Киберам нечасто пожимают руки, и Дэн был из тех, кто это ценил. Он расплылся в улыбке:
– Здравствуйте, мистер Тамански.
– Босс меня ждет?
– Ждет. В комнате двенадцать, мистер Тамански. Проводить?
– Отдыхай, приятель. Сам доберусь.
По шаткому винтовому трапу я поднялся на самую верхотуру, к крыше, и пошел по мосткам. Тут было немноголюдно: кроме двух охранников, я никого не встретил. Они молча уступили мне дорогу – Дэн передал, кто я и зачем здесь.
Кроме Шептуна в комнате номер двенадцать сидели еще двое. Одного я знал – лысеющий дядька с внешностью зубного врача, Лев Вальчиков по кличке Бакалавр. Не кибер, но доверенное лицо Шептуна. Умный человек. Второй – незнакомец в армейском комбинезоне, потягивает банки. Смотрит настороженно.
– Привет, – сказал я, протягивая руку.
Шептун расплылся в улыбке, пожал. Лев тоже пожал, а вот незнакомец в комбезе отсутствующе посмотрел на мою ладонь и процедил:
– Киберам не пожимают руки.
– Брось, Лот, – сморщился Шептун. Я тебе рассказывал. Константин – человек, чуждый предрассудков.
Тем не менее руку он мне так и не пожал. Ну и черт с ним, подумал я и опустился в свободное кресло.
В комнате было тихо и прохладно, музыка из клуба сюда не проникала. Тихонько шипел кондиционер. Шептун, казалось, отдыхал, полуприкрыв глаза, но я знал, что он может беседовать со своими людьми где-нибудь в Куала-Лумпуре, в это же время производить сложные расчеты, читать книгу из электронной библиотеки и колоть секретные файлы Московского уголовного розыска.
– Что-то случилось, Шеп? – спросил я, полагая, что молчание затягивается.
– Ничего, Константин. Я знаю, ты присутствовал сегодня в Доме журналистов, когда случилась эта катавасия.
– Было дело.
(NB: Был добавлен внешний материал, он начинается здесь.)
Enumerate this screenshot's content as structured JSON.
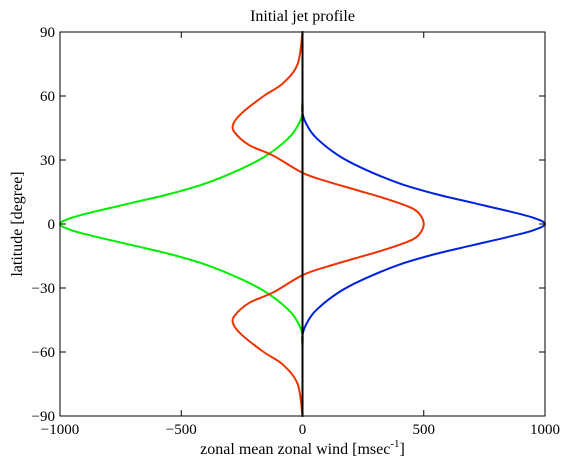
{
  "chart_data": {
    "type": "line",
    "title": "Initial jet profile",
    "xlabel": "zonal mean zonal wind [msec",
    "xlabel_superscript": "-1",
    "xlabel_suffix": "]",
    "ylabel": "latitude [degree]",
    "xlim": [
      -1000,
      1000
    ],
    "ylim": [
      -90,
      90
    ],
    "x_ticks": [
      -1000,
      -500,
      0,
      500,
      1000
    ],
    "x_tick_labels": [
      "−1000",
      "−500",
      "0",
      "500",
      "1000"
    ],
    "y_ticks": [
      90,
      60,
      30,
      0,
      -30,
      -60,
      -90
    ],
    "y_tick_labels": [
      "90",
      "60",
      "30",
      "0",
      "−30",
      "−60",
      "−90"
    ],
    "grid": false,
    "series": [
      {
        "color": "#0022dd",
        "points": [
          [
            0,
            90
          ],
          [
            0,
            60
          ],
          [
            0,
            52
          ],
          [
            20,
            46
          ],
          [
            60,
            40
          ],
          [
            150,
            32
          ],
          [
            250,
            26
          ],
          [
            400,
            19
          ],
          [
            550,
            14
          ],
          [
            700,
            10
          ],
          [
            850,
            6
          ],
          [
            950,
            3
          ],
          [
            1000,
            0
          ],
          [
            950,
            -3
          ],
          [
            850,
            -6
          ],
          [
            700,
            -10
          ],
          [
            550,
            -14
          ],
          [
            400,
            -19
          ],
          [
            250,
            -26
          ],
          [
            150,
            -32
          ],
          [
            60,
            -40
          ],
          [
            20,
            -46
          ],
          [
            0,
            -52
          ],
          [
            0,
            -60
          ],
          [
            0,
            -90
          ]
        ]
      },
      {
        "color": "#00ee00",
        "points": [
          [
            0,
            90
          ],
          [
            0,
            60
          ],
          [
            0,
            52
          ],
          [
            -20,
            46
          ],
          [
            -60,
            40
          ],
          [
            -150,
            32
          ],
          [
            -250,
            26
          ],
          [
            -400,
            19
          ],
          [
            -550,
            14
          ],
          [
            -700,
            10
          ],
          [
            -850,
            6
          ],
          [
            -950,
            3
          ],
          [
            -1000,
            0
          ],
          [
            -950,
            -3
          ],
          [
            -850,
            -6
          ],
          [
            -700,
            -10
          ],
          [
            -550,
            -14
          ],
          [
            -400,
            -19
          ],
          [
            -250,
            -26
          ],
          [
            -150,
            -32
          ],
          [
            -60,
            -40
          ],
          [
            -20,
            -46
          ],
          [
            0,
            -52
          ],
          [
            0,
            -60
          ],
          [
            0,
            -90
          ]
        ]
      },
      {
        "color": "#ee3300",
        "points": [
          [
            0,
            90
          ],
          [
            -20,
            75
          ],
          [
            -80,
            66
          ],
          [
            -160,
            60
          ],
          [
            -250,
            52
          ],
          [
            -285,
            47
          ],
          [
            -280,
            43
          ],
          [
            -220,
            37
          ],
          [
            -120,
            32
          ],
          [
            0,
            24
          ],
          [
            100,
            20
          ],
          [
            220,
            16
          ],
          [
            340,
            12
          ],
          [
            440,
            8
          ],
          [
            480,
            5
          ],
          [
            500,
            0
          ],
          [
            480,
            -5
          ],
          [
            440,
            -8
          ],
          [
            340,
            -12
          ],
          [
            220,
            -16
          ],
          [
            100,
            -20
          ],
          [
            0,
            -24
          ],
          [
            -120,
            -32
          ],
          [
            -220,
            -37
          ],
          [
            -280,
            -43
          ],
          [
            -285,
            -47
          ],
          [
            -250,
            -52
          ],
          [
            -160,
            -60
          ],
          [
            -80,
            -66
          ],
          [
            -20,
            -75
          ],
          [
            0,
            -90
          ]
        ]
      },
      {
        "color": "#000000",
        "points": [
          [
            0,
            90
          ],
          [
            0,
            -90
          ]
        ]
      }
    ]
  }
}
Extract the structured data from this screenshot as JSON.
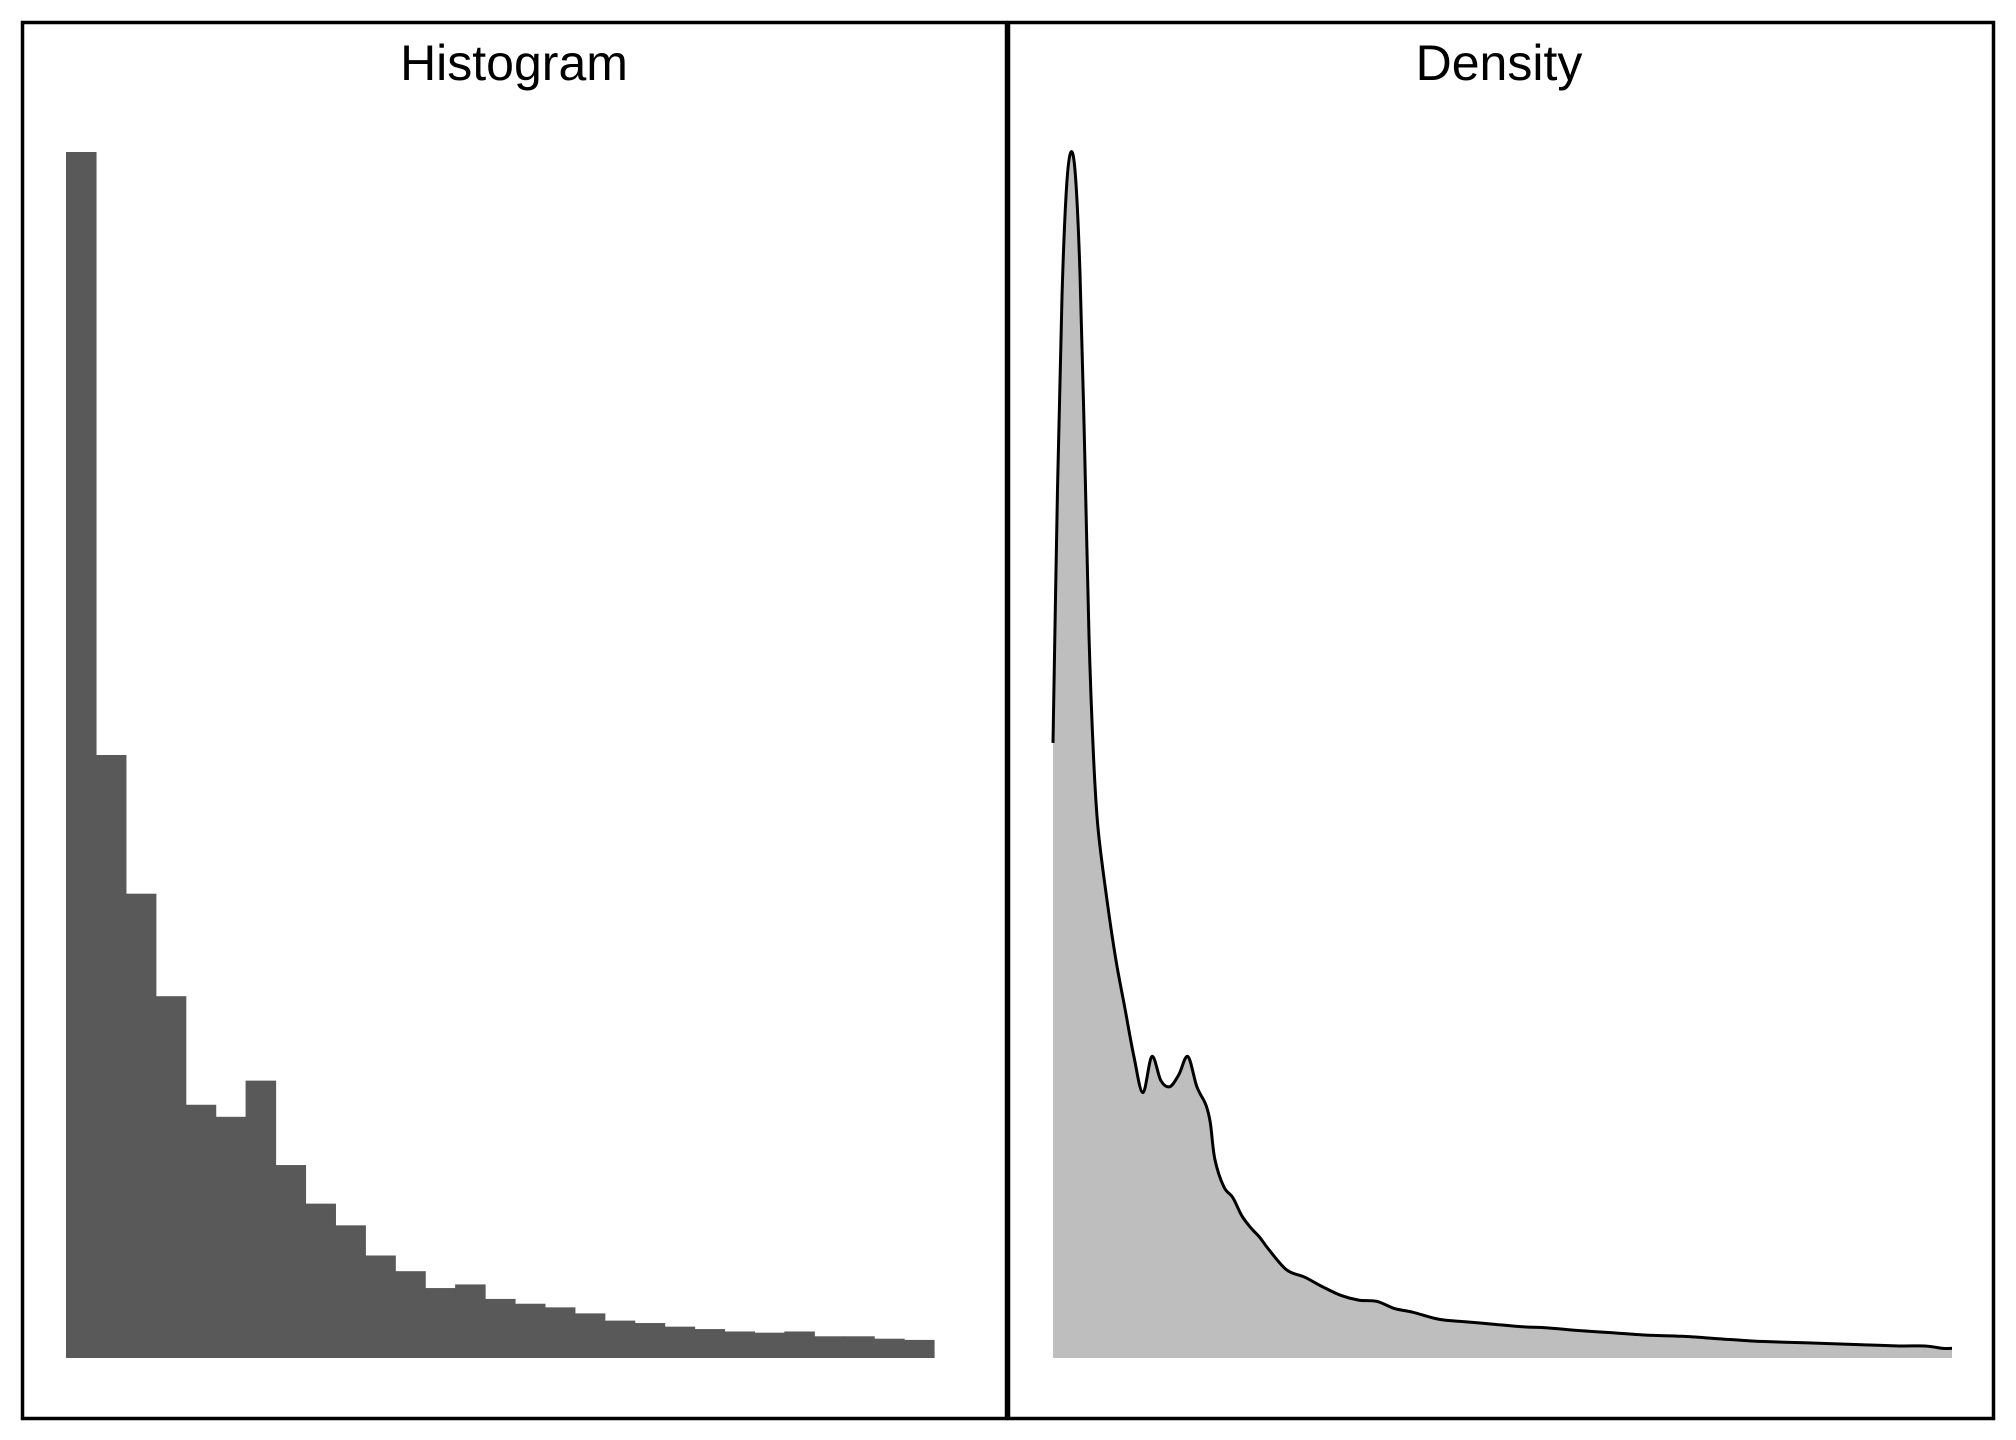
{
  "chart_data": [
    {
      "type": "bar",
      "title": "Histogram",
      "xlabel": "",
      "ylabel": "",
      "ylim": [
        0,
        100
      ],
      "bar_color": "#595959",
      "values": [
        100,
        50,
        38.5,
        30,
        21,
        20,
        23,
        16,
        12.8,
        11,
        8.5,
        7.2,
        5.8,
        6.1,
        4.9,
        4.5,
        4.2,
        3.7,
        3.1,
        2.9,
        2.6,
        2.4,
        2.2,
        2.1,
        2.2,
        1.8,
        1.8,
        1.6,
        1.5
      ]
    },
    {
      "type": "area",
      "title": "Density",
      "xlabel": "",
      "ylabel": "",
      "xlim": [
        0,
        1
      ],
      "ylim": [
        0,
        100
      ],
      "fill_color": "#bebebe",
      "line_color": "#000000",
      "x": [
        0,
        0.005,
        0.01,
        0.015,
        0.02,
        0.025,
        0.03,
        0.035,
        0.04,
        0.045,
        0.05,
        0.06,
        0.07,
        0.08,
        0.09,
        0.1,
        0.11,
        0.12,
        0.13,
        0.14,
        0.15,
        0.16,
        0.17,
        0.175,
        0.18,
        0.19,
        0.2,
        0.21,
        0.22,
        0.23,
        0.24,
        0.26,
        0.28,
        0.3,
        0.32,
        0.34,
        0.36,
        0.38,
        0.4,
        0.43,
        0.46,
        0.49,
        0.52,
        0.55,
        0.58,
        0.62,
        0.66,
        0.7,
        0.74,
        0.78,
        0.82,
        0.86,
        0.9,
        0.94,
        0.97,
        0.99,
        1.0
      ],
      "y": [
        51,
        72,
        88,
        97,
        100,
        98,
        90,
        76,
        60,
        50,
        44,
        38,
        33,
        29,
        25,
        22,
        25,
        23,
        22.5,
        23.5,
        25,
        22.5,
        21,
        19.5,
        16.5,
        14.2,
        13.3,
        11.8,
        10.8,
        10,
        9,
        7.3,
        6.7,
        5.9,
        5.2,
        4.8,
        4.7,
        4.1,
        3.8,
        3.2,
        3.0,
        2.8,
        2.6,
        2.5,
        2.3,
        2.1,
        1.9,
        1.8,
        1.6,
        1.4,
        1.3,
        1.2,
        1.1,
        1.0,
        1.0,
        0.8,
        0.8
      ]
    }
  ]
}
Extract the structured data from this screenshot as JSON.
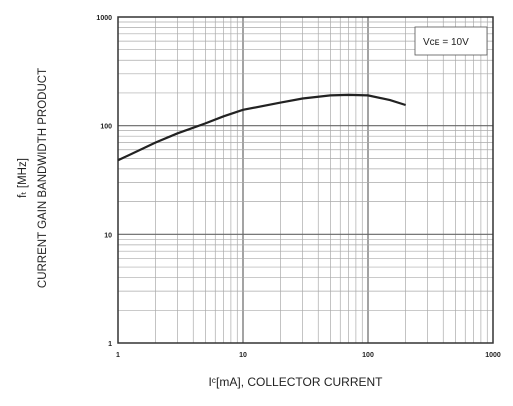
{
  "chart_data": {
    "type": "line",
    "ylabel_unit": "fₜ [MHz]",
    "ylabel": "CURRENT GAIN BANDWIDTH PRODUCT",
    "xlabel": "Iᶜ[mA], COLLECTOR CURRENT",
    "xscale": "log",
    "yscale": "log",
    "xlim": [
      1,
      1000
    ],
    "ylim": [
      1,
      1000
    ],
    "x_ticks": [
      "1",
      "10",
      "100",
      "1000"
    ],
    "y_ticks": [
      "1",
      "10",
      "100",
      "1000"
    ],
    "grid": true,
    "annotation": "Vᴄᴇ = 10V",
    "annotation_position": "top-right",
    "series": [
      {
        "x": [
          1,
          2,
          3,
          5,
          7,
          10,
          20,
          30,
          50,
          70,
          100,
          150,
          200
        ],
        "y": [
          48,
          70,
          85,
          105,
          122,
          140,
          163,
          178,
          190,
          192,
          190,
          172,
          155
        ]
      }
    ]
  }
}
Смылся через окно, по пожарной лестнице.
– Правильно сделал. Мало ли что. Ну и что ты думаешь по этому поводу?
– Ничего не думаю. Заинтересованных лиц, которые могли кокнуть Борецкого и компанию, более чем достаточно.
– Согласен с тобой. Но как журналист ты ухватился бы за ниточку, дай я тебе в руки ее кончик?
– Разумеется.
– Даю. Вот сидит Лот. Он и есть главный организатор сегодняшнего теракта.
Я с возросшим интересом посмотрел на кибера в комбинезоне. Он так же вяло сосал колу.
– И что вы хотите?
– Ты можешь взять у него интервью. Эксклюзивное. Размещай, где заблагорассудится, ты же ай-джей… Но как можно скорее. Естественно, все он тебе не скажет, но поведает многое. Ну как, решено?
– А ты думал, я откажусь? – Я тут же включил диктофон. – Как вас называть?
– Зовите меня Лот, – ответил кибер, бросив банку в мусороприемник.
– Кого вы представляете?
– Я представляю киберов. Киберов как класс.
– Классовая борьба, вот как? И что же в основе?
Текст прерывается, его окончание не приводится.